Mas não fica só aí, pois o francês, que passou pelo Vale do Rio Doce em 1817, indo em direção ao Jequitinhonha e à Bahia, quando da sua viagem pelo Brasil, menciona ainda, na página 188, a “Ponte dos Paulistas”, cruzada por ele, e que teria sido erguida sobre o Rio Vermelho, nas terras da atual Paulistas , pela Bandeira de Fernão Dias Paes Leme nos anos de 1670. Construída com madeiras nobres, então abundantes na região, Saint Hilaire refere-se a ela como a melhor que, desde sua saída de Mariana, tinha visto na Província de Minas Gerais. “Esta ponte serviu à população até o início do século 20, quando foi levada por uma enchente. Anos depois, o que sobrou da madeira foi vendida para um político”, conta Tim.

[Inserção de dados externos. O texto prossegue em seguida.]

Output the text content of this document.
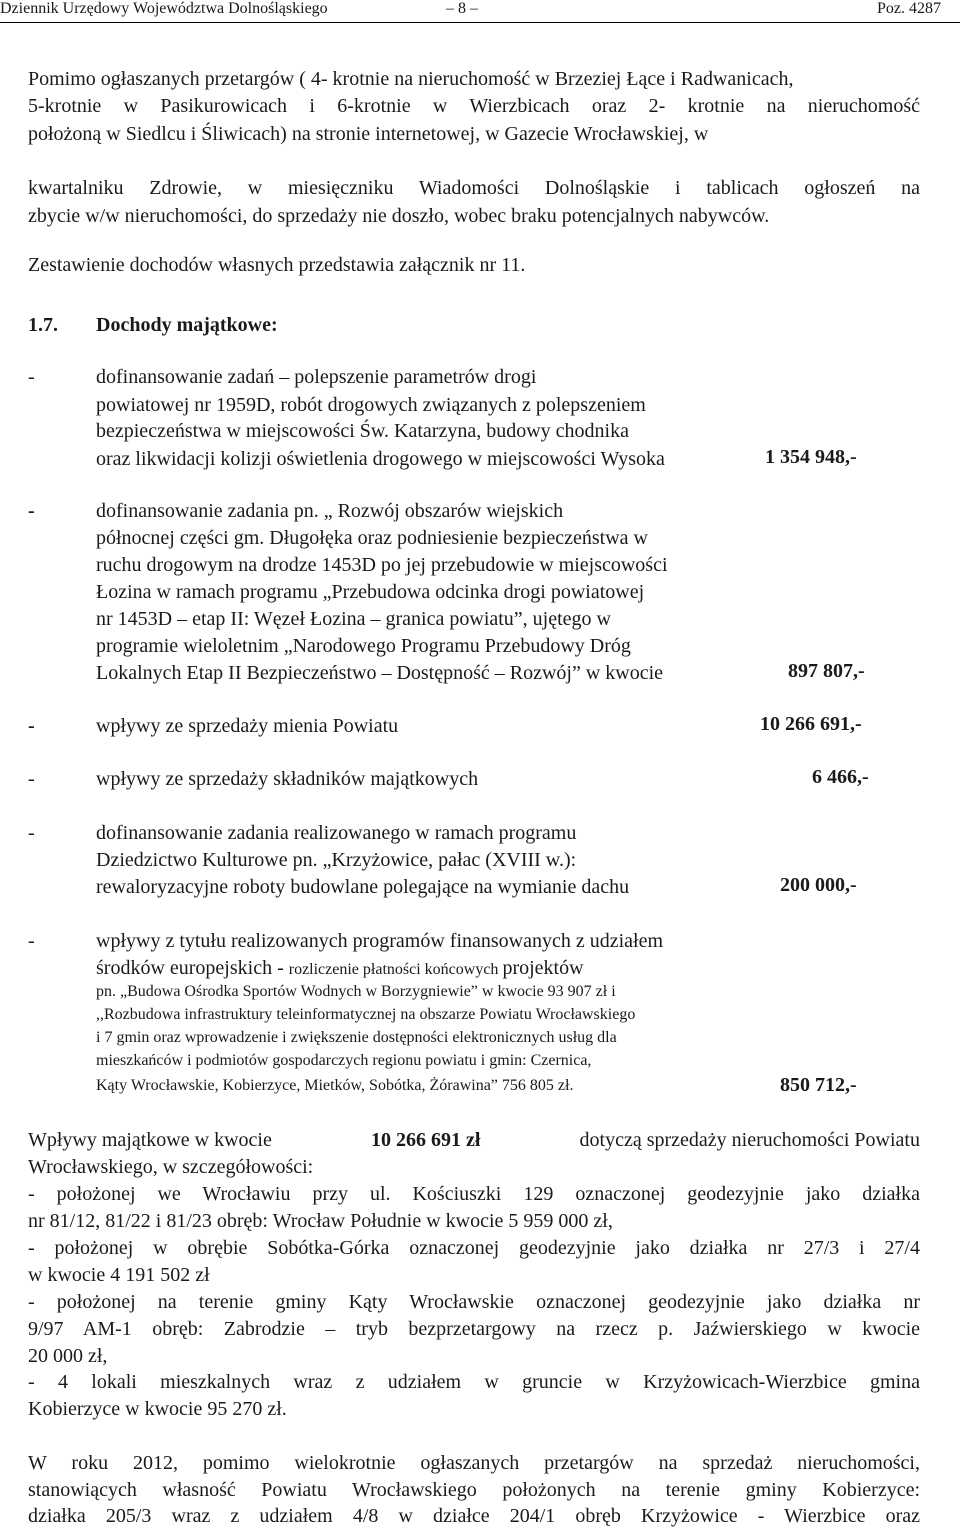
Dziennik Urzędowy Województwa Dolnośląskiego	– 8 –	Poz. 4287
Pomimo ogłaszanych przetargów ( 4- krotnie na nieruchomość w Brzeziej Łące i Radwanicach,
5-krotnie w Pasikurowicach i 6-krotnie w Wierzbicach oraz 2- krotnie na nieruchomość
położoną w Siedlcu i Śliwicach) na stronie internetowej, w Gazecie Wrocławskiej, w
kwartalniku Zdrowie, w miesięczniku Wiadomości Dolnośląskie i tablicach ogłoszeń na
zbycie w/w nieruchomości, do sprzedaży nie doszło, wobec braku potencjalnych nabywców.
Zestawienie dochodów własnych przedstawia załącznik nr 11.
1.7. Dochody majątkowe:
-	dofinansowanie zadań – polepszenie parametrów drogi
powiatowej nr 1959D, robót drogowych związanych z polepszeniem
bezpieczeństwa w miejscowości Św. Katarzyna, budowy chodnika
oraz likwidacji kolizji oświetlenia drogowego w miejscowości Wysoka	1 354 948,-
-	dofinansowanie zadania pn. „ Rozwój obszarów wiejskich
północnej części gm. Długołęka oraz podniesienie bezpieczeństwa w
ruchu drogowym na drodze 1453D po jej przebudowie w miejscowości
Łozina w ramach programu „Przebudowa odcinka drogi powiatowej
nr 1453D – etap II: Węzeł Łozina – granica powiatu”, ujętego w
programie wieloletnim „Narodowego Programu Przebudowy Dróg
Lokalnych Etap II Bezpieczeństwo – Dostępność – Rozwój” w kwocie	897 807,-
-	wpływy ze sprzedaży mienia Powiatu	10 266 691,-
-	wpływy ze sprzedaży składników majątkowych	6 466,-
-	dofinansowanie zadania realizowanego w ramach programu
Dziedzictwo Kulturowe pn. „Krzyżowice, pałac (XVIII w.):
rewaloryzacyjne roboty budowlane polegające na wymianie dachu	200 000,-
-	wpływy z tytułu realizowanych programów finansowanych z udziałem
środków europejskich - rozliczenie płatności końcowych projektów
pn. „Budowa Ośrodka Sportów Wodnych w Borzygniewie” w kwocie 93 907 zł i
,,Rozbudowa infrastruktury teleinformatycznej na obszarze Powiatu Wrocławskiego
i 7 gmin oraz wprowadzenie i zwiększenie dostępności elektronicznych usług dla
mieszkańców i podmiotów gospodarczych regionu powiatu i gmin: Czernica,
Kąty Wrocławskie, Kobierzyce, Mietków, Sobótka, Żórawina” 756 805 zł.	850 712,-
Wpływy majątkowe w kwocie	10 266 691 zł	dotyczą sprzedaży nieruchomości Powiatu
Wrocławskiego, w szczegółowości:
- położonej we Wrocławiu przy ul. Kościuszki 129 oznaczonej geodezyjnie jako działka
nr 81/12, 81/22 i 81/23 obręb: Wrocław Południe w kwocie 5 959 000 zł,
- położonej w obrębie Sobótka-Górka oznaczonej geodezyjnie jako działka nr 27/3 i 27/4
w kwocie 4 191 502 zł
- położonej na terenie gminy Kąty Wrocławskie oznaczonej geodezyjnie jako działka nr
9/97 AM-1 obręb: Zabrodzie – tryb bezprzetargowy na rzecz p. Jaźwierskiego w kwocie
20 000 zł,
- 4 lokali mieszkalnych wraz z udziałem w gruncie w Krzyżowicach-Wierzbice gmina
Kobierzyce w kwocie 95 270 zł.
W roku 2012, pomimo wielokrotnie ogłaszanych przetargów na sprzedaż nieruchomości,
stanowiących własność Powiatu Wrocławskiego położonych na terenie gminy Kobierzyce:
działka 205/3 wraz z udziałem 4/8 w działce 204/1 obręb Krzyżowice - Wierzbice oraz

Num outro livro, A história de Peçanha, do historiador Oswaldo Pimenta, de 1995, ele sustenta ainda que, antes das bandeiras de Marcos de Azeredo Coutinho e de Fernão Dias, na sua louca procura pelas esmeraldas, já haviam passado pela Bacia do Suaçuí Grande, em direção ao Jequitinhonha e à Bahia, as bandeiras do espanhol Francisco Bruzza Espinosa, em 1536, que veio da Bahia, com portugueses, mamelucos e índios, e a de Sebastião Fernandes Tourinho, em 1577. “É por isto que eu digo e repito: a história de Minas passa aqui por Paulistas, só que ninguém sabe”, garante Tim, recitando um refrão criado por ele desde quando, por conta e risco, começou a estudar história no período em que .cursava o seminário, inspirado em descobrir a origem do nome de sua cidade.
À luz dos papéis, morte e escravidão
Bandeiras à parte, “sobre as quais poderíamos ficar horas conversando”, Raimundo Zeferino de Carvalho, de novo com os olhos brilhando, se levanta, vai a uma das prateleiras do cartório, e volta com o O livro de atas do Conselho Distrital, de 1854. Meio empoeirado, mas em bom estado de conservação, “dentro das possibilidades”, nele há algumas curiosidades. Entre elas uma monção, do então presidente do Conselho de Paulistas, Bernardino Pereira Afonso, proibindo que os negros dançassem batuque.
Num outro volume, O livro número 2 de notas, de 1877, entre outros documentos, pode-se ver a escritura de venda de uma escrava, pertencente a um fazendeiro local, um certo José Nunes de Resende, a um comprador, também dono de terras, chamado Celestino Monteiro de Carvalho. A “peça”, de nome Simplícia, registrada com o número 222, não passava de uma adolescente de 13 anos, que havia sido separada da sua família e trazida por um “mercador de negros” de São José do Calçado, no Espírito Santo.
Em mais um livro, este de 1923, está o atestado de óbito do padre Joaquim Maria Vieira. Este veio a ser um português que, sem conhecer direito as Minas Gerais, nem suas sutilezas, se meteu a fazer política em Paulistas. Além de falar em pleno altar “de algumas coisas que não devia sobre a vida das pessoas”. Resultado: após uma das suas missas, num domingo pela manhã, Antônio Batista de Miranda, no caso um dos “ofendidos” pelo sacerdote, o esperou com uma carabina e o matou. “Por estas e por outras, até hoje, nossa cidade ainda tem o apelido de “a terra do mata padre”, brinca o historiador.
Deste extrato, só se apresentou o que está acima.